核廃絶決議案 賛成23カ国減 禁止条約対応で日本に反発 - 毎日新聞(2017年10月28日)

https://mainichi.jp/articles/20171028/k00/00e/010/259000c
http://archive.is/2017.10.29-011732/https://mainichi.jp/articles/20171028/k00/00e/010/259000c


【ニューヨーク國枝すみれ】国連総会第1委員会(軍縮)は27日、日本政府が提案した核廃絶決議案を144カ国の賛成を得て採択した。
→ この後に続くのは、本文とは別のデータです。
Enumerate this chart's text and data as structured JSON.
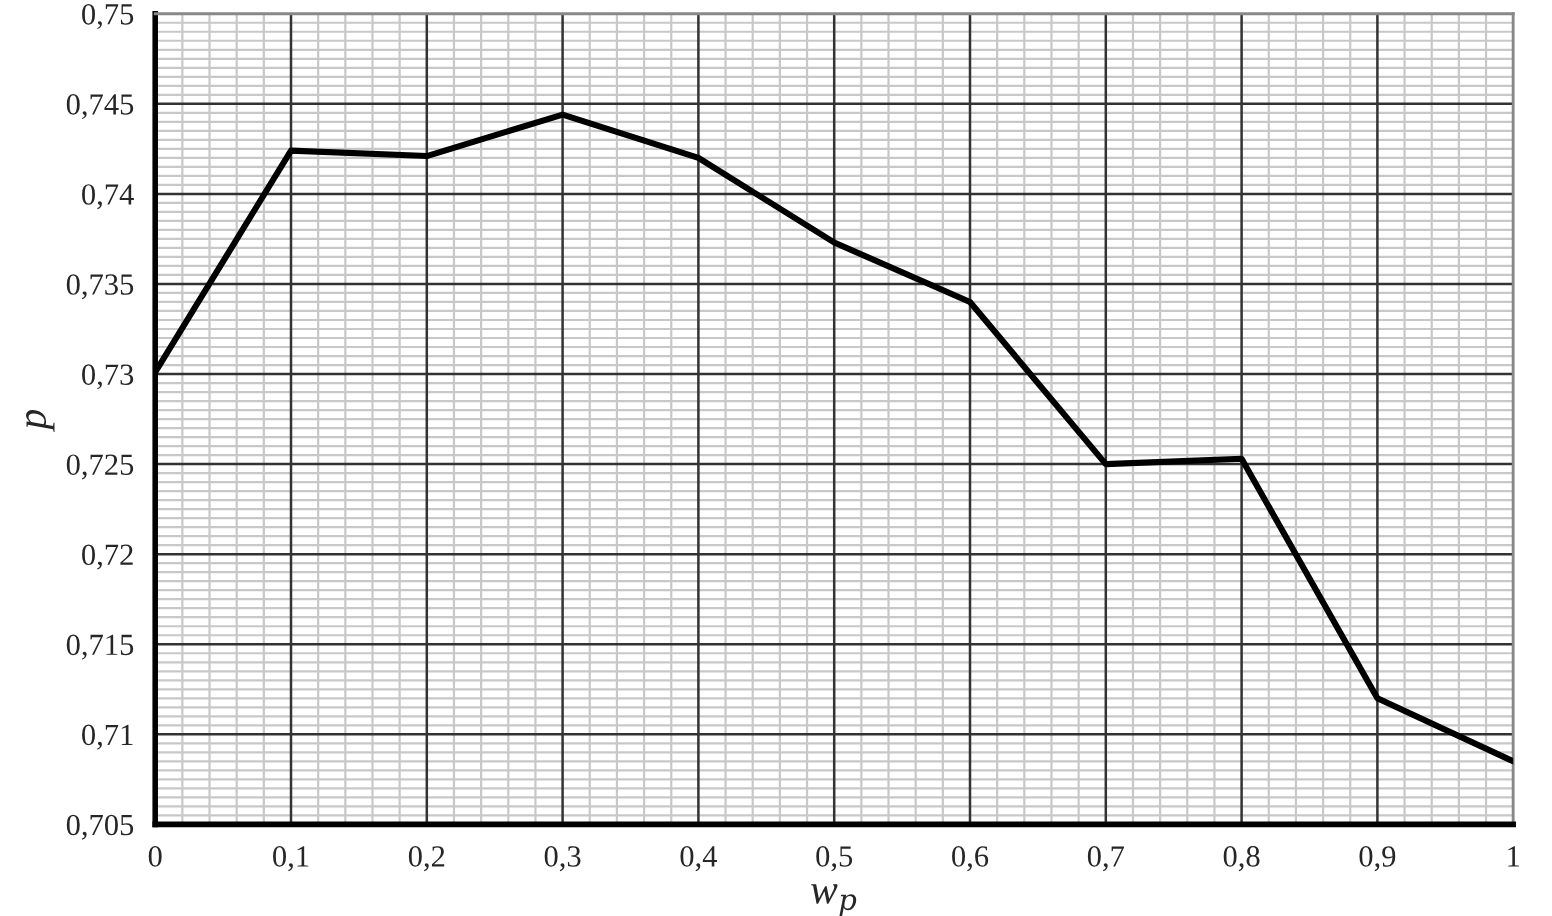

昨年の賛成票167から支持を23カ国減らした。今年7月に採択された核兵器禁止条約をめぐって、条約を支持する非核保有国と、反対する核兵器保有国や核の傘に頼る同盟国との対立が強まったのが原因。棄権は27カ国で、うち禁止条約採択を主導したオーストリアなど14カ国が、昨年の賛成から棄権に転じた。
禁止条約を主導した国々との対立を受け、採決に加わった国の数自体も13カ国減った。賛成国には米国のほか、昨年棄権した英仏も加わった。反対国は昨年と同じ、中国▽ロシア▽北朝鮮▽シリアの4カ国。韓国やイラン、インドなどは昨年に続いて棄権した。
高見沢将林・軍縮大使は賛成144票の結果について「幅広い賛成を得られた」と評価。棄権票が増えたことに関しては「謙虚に受け止め、核軍縮に向け具体的措置をつめていくことが課題」と語った。
日本の決議案は「核兵器の全面的廃絶に向けた新たな決意の下での共同行動決議案」。各国が連帯して核なき世界を目指すことを訴える内容で、1994年から毎年提案してきた。
日本政府は、核兵器禁止条約への言及を求める非核保有国の強い要望を受け、「核兵器なき世界の実現に向けたさまざまなアプローチに留意する」との表現を新たに盛り込む一方、核兵器禁止条約については明記しなかった。また、北朝鮮による核実験や大陸間弾道ミサイルICBM)発射に言及することで「安全保障上の懸念に向き合わずに核軍縮だけを進めるのは非現実的」と主張する核保有国や同盟国に配慮した。
さらに今年の決議は「核兵器のあらゆる使用」が壊滅的な人道上の結末をもたらすと明記していた昨年の文言から「あらゆる」が削除された。核実験全面禁止条約(CTBT)発効の障害となっている米国など8カ国の未批准国に批准を要請する文言も表現が弱められ、核保有国に核軍縮の責務を課す核拡散防止条約(NPT)第6条への言及も削除された。
ニュージーランドなど賛成から棄権に回った国々は「昨年より内容が後退した」と日本の決議案を批判した。
一方、核兵器禁止条約の採択を主導したオーストリアが提出し、全ての国にできるだけ早期に禁止条約を批准するよう呼びかける決議案も27日、非核保有国118カ国の賛成で採択された。核保有国や米国の核の傘に頼る日本など39カ国が反対、11カ国が棄権した。
決議案は今年7月の核兵器禁止条約の採択を歓迎し、条約は核軍縮への不可欠な貢献と再確認している。

河野外相が意義強調
河野太郎外相は28日、日本政府が提出した核兵器廃絶決議案が国連総会第1委員会で採択されたことを受けて「核兵器国や核兵器禁止条約に賛成した国を含む、幅広い国々の支持によって採択されたことを心強く思う」との談話を発表した。
決議案への賛成が昨年より減少したことを踏まえ「核兵器国と非核兵器国のみならず、非核兵器国の間でも安全保障環境に応じて立場の違いが顕在化している」と指摘。そのうえで「すべての国が核軍縮の取り組みに改めて関与できる共通の基盤の提供を追求した」と意義を強調した。